If you’re watching DVDs on your PC then you probably don’t need to buy anything extra to get good surround through headphones. All of the most popular DVD playback programs these days have a software surround “virtualiser” for headphone listening, and modern CPUs are more than up to the task.
If you want to translate any arbitrary surround source into headphone audio, though, you need extra hardware – a headphone amplifier with surround encoding functions. These days, some amps like that come with matching wireless headphones for easy living-room listening, but they aren’t cheap.
Another way of encoding surround for headphones is to, well, not do it, and just buy headphones with multiple drivers. These ‘phones are like a little surround speaker rig you wear on your head, fed by the separate surround channels (except for the subwoofer channel), with no HRTF wizardry needed.
Zalman’s RS6F “Theatre 6” ‘phones are probably the best known of these among PC tweakers. They’re cheap, too. The surround works well enough, but like most (if not all) multi-driver headphones, they don’t actually sound very good.
HeadRoom’s BitHead headphone amplifier has everything that opens and shuts, including a crossfeed processor.
The thing that makes speakers lousy for HRTF surround sound is also the thing that makes them good for music. Music is, almost always, mixed to sound good through stereo speakers. It’s assumed that quite a lot of the left channel will be audible to your right ear, and vice versa.
Because headphones don’t do this, music through them generally sounds as if it’s all happening inside your skull. There’s no stereo soundstage out there in front of you. For this reason, even very good headphones can become quite fatiguing to listen to, after a while. Generally, the more different the two stereo channels are, the more tiring it’ll be to listen to them for hours on end through headphones.
The solution to this problem is a relatively simple HRTF called “crossfeed”, which basically involves feeding an attenuated version of each channel to the other channel. It makes headphones sound more like speakers.
Crossfeed that sounds really good goes on to slightly delay and frequency-tweak the crossfed sound, to imitate what the head does to sound from the opposite side of the room. The result is a soundstage that’s apparently moved forward towards where it should be, with less extreme stereo-ality. Just like speakers.
Good headphones commonly have excellent bass response, but their teeny little drivers don’t move bulk air like a big speaker. Your ears hear just as much bass as a speaker can deliver, but the rest of you remains unmoved.
For ordinary headphone listening, the lack of floorboard-shaking bass is a problem that can’t be overcome.
If you’re particularly dedicated, though, bolting one or more “bass shakers” to your listening chair will give you the kidney-kicking effect of a giant subwoofer without much actual noise. A few companies make shakers, which are mainly used in conjunction with subwoofers; the shakers cover the ultra-low frequencies found in action movie soundtracks, computer games and so on. But shakers can be used with headphones, too.
Closed-back headphones; the music-loving overclocker’s friend.

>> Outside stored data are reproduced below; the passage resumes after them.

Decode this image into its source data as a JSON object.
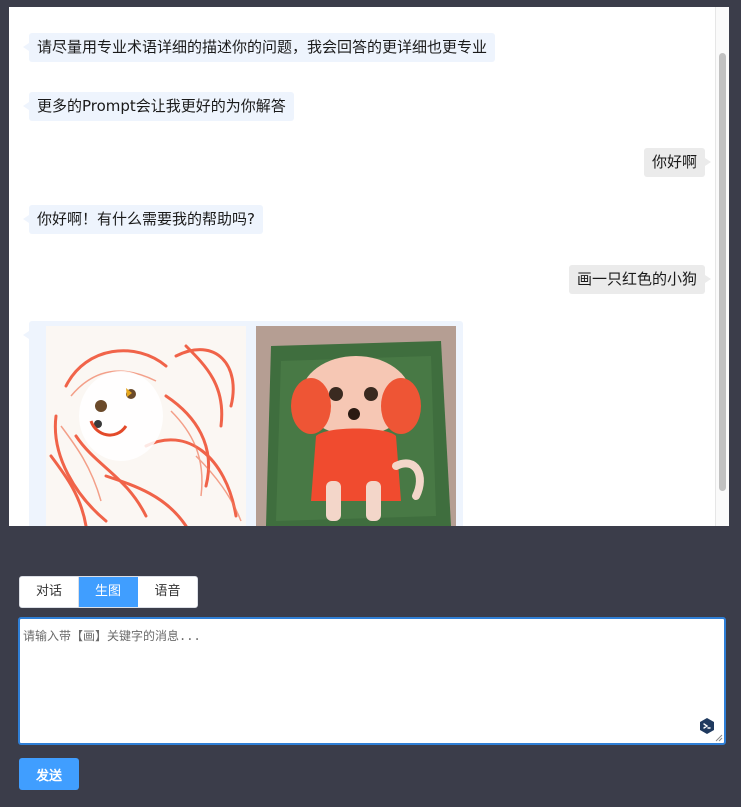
{
  "messages": [
    {
      "role": "bot",
      "text": "请尽量用专业术语详细的描述你的问题，我会回答的更详细也更专业"
    },
    {
      "role": "bot",
      "text": "更多的Prompt会让我更好的为你解答"
    },
    {
      "role": "user",
      "text": "你好啊"
    },
    {
      "role": "bot",
      "text": "你好啊！有什么需要我的帮助吗?"
    },
    {
      "role": "user",
      "text": "画一只红色的小狗"
    }
  ],
  "modes": [
    {
      "label": "对话",
      "active": false
    },
    {
      "label": "生图",
      "active": true
    },
    {
      "label": "语音",
      "active": false
    }
  ],
  "input": {
    "placeholder": "请输入带【画】关键字的消息...",
    "value": ""
  },
  "send_label": "发送",
  "colors": {
    "accent": "#409eff",
    "background": "#3b3d4a",
    "bot_bubble": "#eef4fd",
    "user_bubble": "#ebebeb"
  }
}
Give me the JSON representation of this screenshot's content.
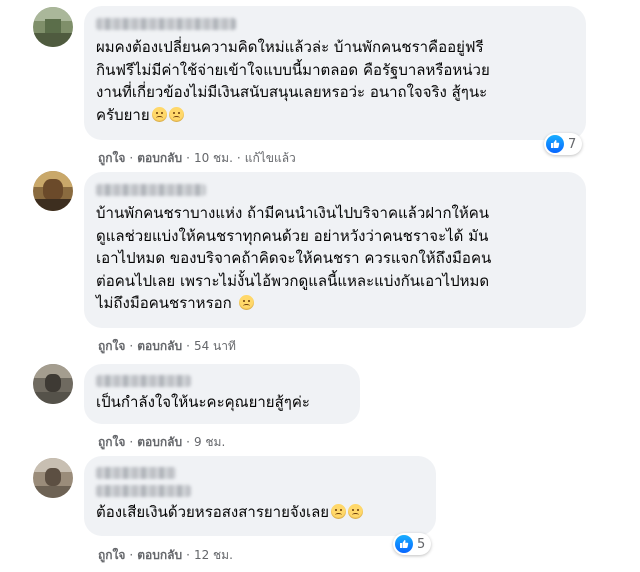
{
  "comments": [
    {
      "text": "ผมคงต้องเปลี่ยนความคิดใหม่แล้วล่ะ บ้านพักคนชราคืออยู่ฟรี\nกินฟรีไม่มีค่าใช้จ่ายเข้าใจแบบนี้มาตลอด คือรัฐบาลหรือหน่วย\nงานที่เกี่ยวข้องไม่มีเงินสนับสนุนเลยหรอว่ะ อนาถใจจริง สู้ๆนะ\nครับยาย",
      "like": "ถูกใจ",
      "reply": "ตอบกลับ",
      "time": "10 ชม.",
      "edited": "แก้ไขแล้ว",
      "reactions": "7"
    },
    {
      "text": "บ้านพักคนชราบางแห่ง ถ้ามีคนนำเงินไปบริจาคแล้วฝากให้คน\nดูแลช่วยแบ่งให้คนชราทุกคนด้วย อย่าหวังว่าคนชราจะได้ มัน\nเอาไปหมด ของบริจาคถ้าคิดจะให้คนชรา ควรแจกให้ถึงมือคน\nต่อคนไปเลย เพราะไม่งั้นไอ้พวกดูแลนี้แหละแบ่งกันเอาไปหมด\nไม่ถึงมือคนชราหรอก",
      "like": "ถูกใจ",
      "reply": "ตอบกลับ",
      "time": "54 นาที"
    },
    {
      "text": "เป็นกำลังใจให้นะคะคุณยายสู้ๆค่ะ",
      "like": "ถูกใจ",
      "reply": "ตอบกลับ",
      "time": "9 ชม."
    },
    {
      "text": "ต้องเสียเงินด้วยหรอสงสารยายจังเลย",
      "like": "ถูกใจ",
      "reply": "ตอบกลับ",
      "time": "12 ชม.",
      "reactions": "5"
    }
  ],
  "icons": {
    "reaction": "like-icon",
    "emoji": "sad-face-icon"
  },
  "colors": {
    "bubble": "#f0f2f5",
    "meta_text": "#65676b",
    "like_blue": "#1877f2"
  }
}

Speakers can only try to drown out ambient noise. Sealed headphones block it out.
Many of the best-sounding headphones are “open”, with a grille on the outside of the ear-cups that lets the rear pressure wave from the diaphragms out. Open headphones let through pretty much all ambient noise, which is good if you’re expecting to be called for dinner but bad if you’re on a bus.
Closed-back headphones make each ear-cup into a little sealed speaker box. They can sound great, too (and can easily be tuned for phat bass…), and if they make a decent seal around your ears they can block the drone of a computer room or the racket of a LAN party very effectively.
You can also get active noise cancelling headphones, and they generally work pretty well, especially with some particular kinds of noise – the cabin racket of a jet airliner in particular.
But why bother with something that needs a AAA battery when a big set of sealed ‘phones, or a tiny set of in-ear “canalphones“, will actually work just as well?